Designer Takesz has turned Mercury’s defining pose into a towering 3D LEGO poster, standing 65 centimeters tall and bursting with layered detail. This isn’t just a flat mosaic. It looks like Mercury is breaking through your wall, microphone in hand, ready to start “Radio Ga Ga”.
Brick by Brick, Note by Note
The build uses exactly 1,986 LEGO pieces, a wink at the year of the Magic Tour. Every fold of the white-and-yellow jacket is shaped from tiles and slopes. The stripes on his sneakers? Also captured in plastic. And thanks to clever joints, the figure looks alive, with that famous raised arm reaching toward you.

It’s not just the big poster, either. Takesz went further, adding a minifigure Freddie Mercury at a Steinway piano, recreating the quieter side of that same show. One second he’s leading 72,000 fans in a chant. The next he’s hunched over the keys, playing “Bohemian Rhapsody.”
The Long Road to LEGO Ideas Glory
Right now, the Freddie Mercury LEGO set lives on the LEGO Ideas platform, where fan designs battle for 10,000 votes. At just over 2,000, it’s far from the finish line. But Queen fans aren’t exactly known for staying quiet. If enough rally behind it, LEGO will at least consider giving Freddie a permanent spot on shelves next to LEGO Star Wars, LEGO Icons, and LEGO Art sets.

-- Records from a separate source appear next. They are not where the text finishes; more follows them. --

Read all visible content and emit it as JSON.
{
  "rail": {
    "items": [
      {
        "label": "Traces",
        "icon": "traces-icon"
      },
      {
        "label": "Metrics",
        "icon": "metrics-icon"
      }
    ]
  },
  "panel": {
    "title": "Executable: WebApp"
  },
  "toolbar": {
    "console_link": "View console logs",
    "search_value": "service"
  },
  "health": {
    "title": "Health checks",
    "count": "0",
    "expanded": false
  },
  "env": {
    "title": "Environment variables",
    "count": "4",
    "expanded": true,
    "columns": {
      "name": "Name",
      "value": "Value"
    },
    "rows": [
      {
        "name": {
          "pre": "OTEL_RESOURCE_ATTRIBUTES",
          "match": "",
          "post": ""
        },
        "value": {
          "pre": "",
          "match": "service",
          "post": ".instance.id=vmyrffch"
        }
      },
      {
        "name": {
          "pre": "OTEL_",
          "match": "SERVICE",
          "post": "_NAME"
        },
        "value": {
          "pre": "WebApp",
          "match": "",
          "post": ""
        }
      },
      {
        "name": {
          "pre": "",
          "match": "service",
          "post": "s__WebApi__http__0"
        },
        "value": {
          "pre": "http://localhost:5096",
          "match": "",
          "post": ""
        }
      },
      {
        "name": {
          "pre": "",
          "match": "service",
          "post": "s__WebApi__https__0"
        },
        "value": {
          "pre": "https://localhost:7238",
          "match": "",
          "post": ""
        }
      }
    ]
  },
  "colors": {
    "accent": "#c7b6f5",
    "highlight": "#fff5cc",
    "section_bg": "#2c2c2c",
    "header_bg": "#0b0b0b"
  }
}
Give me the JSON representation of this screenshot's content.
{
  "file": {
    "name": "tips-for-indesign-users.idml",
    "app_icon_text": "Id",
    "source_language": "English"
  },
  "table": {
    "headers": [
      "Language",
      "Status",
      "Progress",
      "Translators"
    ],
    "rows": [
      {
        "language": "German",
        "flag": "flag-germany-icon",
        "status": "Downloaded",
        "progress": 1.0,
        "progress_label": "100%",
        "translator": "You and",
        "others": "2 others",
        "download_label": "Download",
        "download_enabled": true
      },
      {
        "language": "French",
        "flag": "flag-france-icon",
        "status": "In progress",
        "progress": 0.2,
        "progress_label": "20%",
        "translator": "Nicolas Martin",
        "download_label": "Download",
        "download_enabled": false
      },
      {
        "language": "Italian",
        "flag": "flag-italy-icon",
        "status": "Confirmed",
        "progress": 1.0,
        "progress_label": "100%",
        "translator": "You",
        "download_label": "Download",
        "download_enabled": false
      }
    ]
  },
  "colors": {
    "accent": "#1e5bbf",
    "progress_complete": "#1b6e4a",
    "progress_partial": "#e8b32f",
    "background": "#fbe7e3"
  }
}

This is how Ideas works. Fans submit, fans vote, and if the numbers hit critical mass, the LEGO Group steps in. Some wild builds have made the cut before, from sitcom apartments to NASA rockets. So why not Freddie at Wembley?
We Will Brick You
The build works because it’s both playful and reverent. It’s a wall piece, a conversation starter, a shrine to a voice that shook stadiums. Forty years since Wembley and fifty since “Bohemian Rhapsody” Mercury’s energy still breaks through.

As Takesz puts it: “It’s not only a set to amaze others, it is a set to remind us of the limitless bond of music through generations.” Which, in LEGO-speak, basically means: music fades, plastic stays.

So what do you think? Would you buy a LEGO Freddie Mercury poster, or does this belong more in a fan’s collection than on a retail shelf?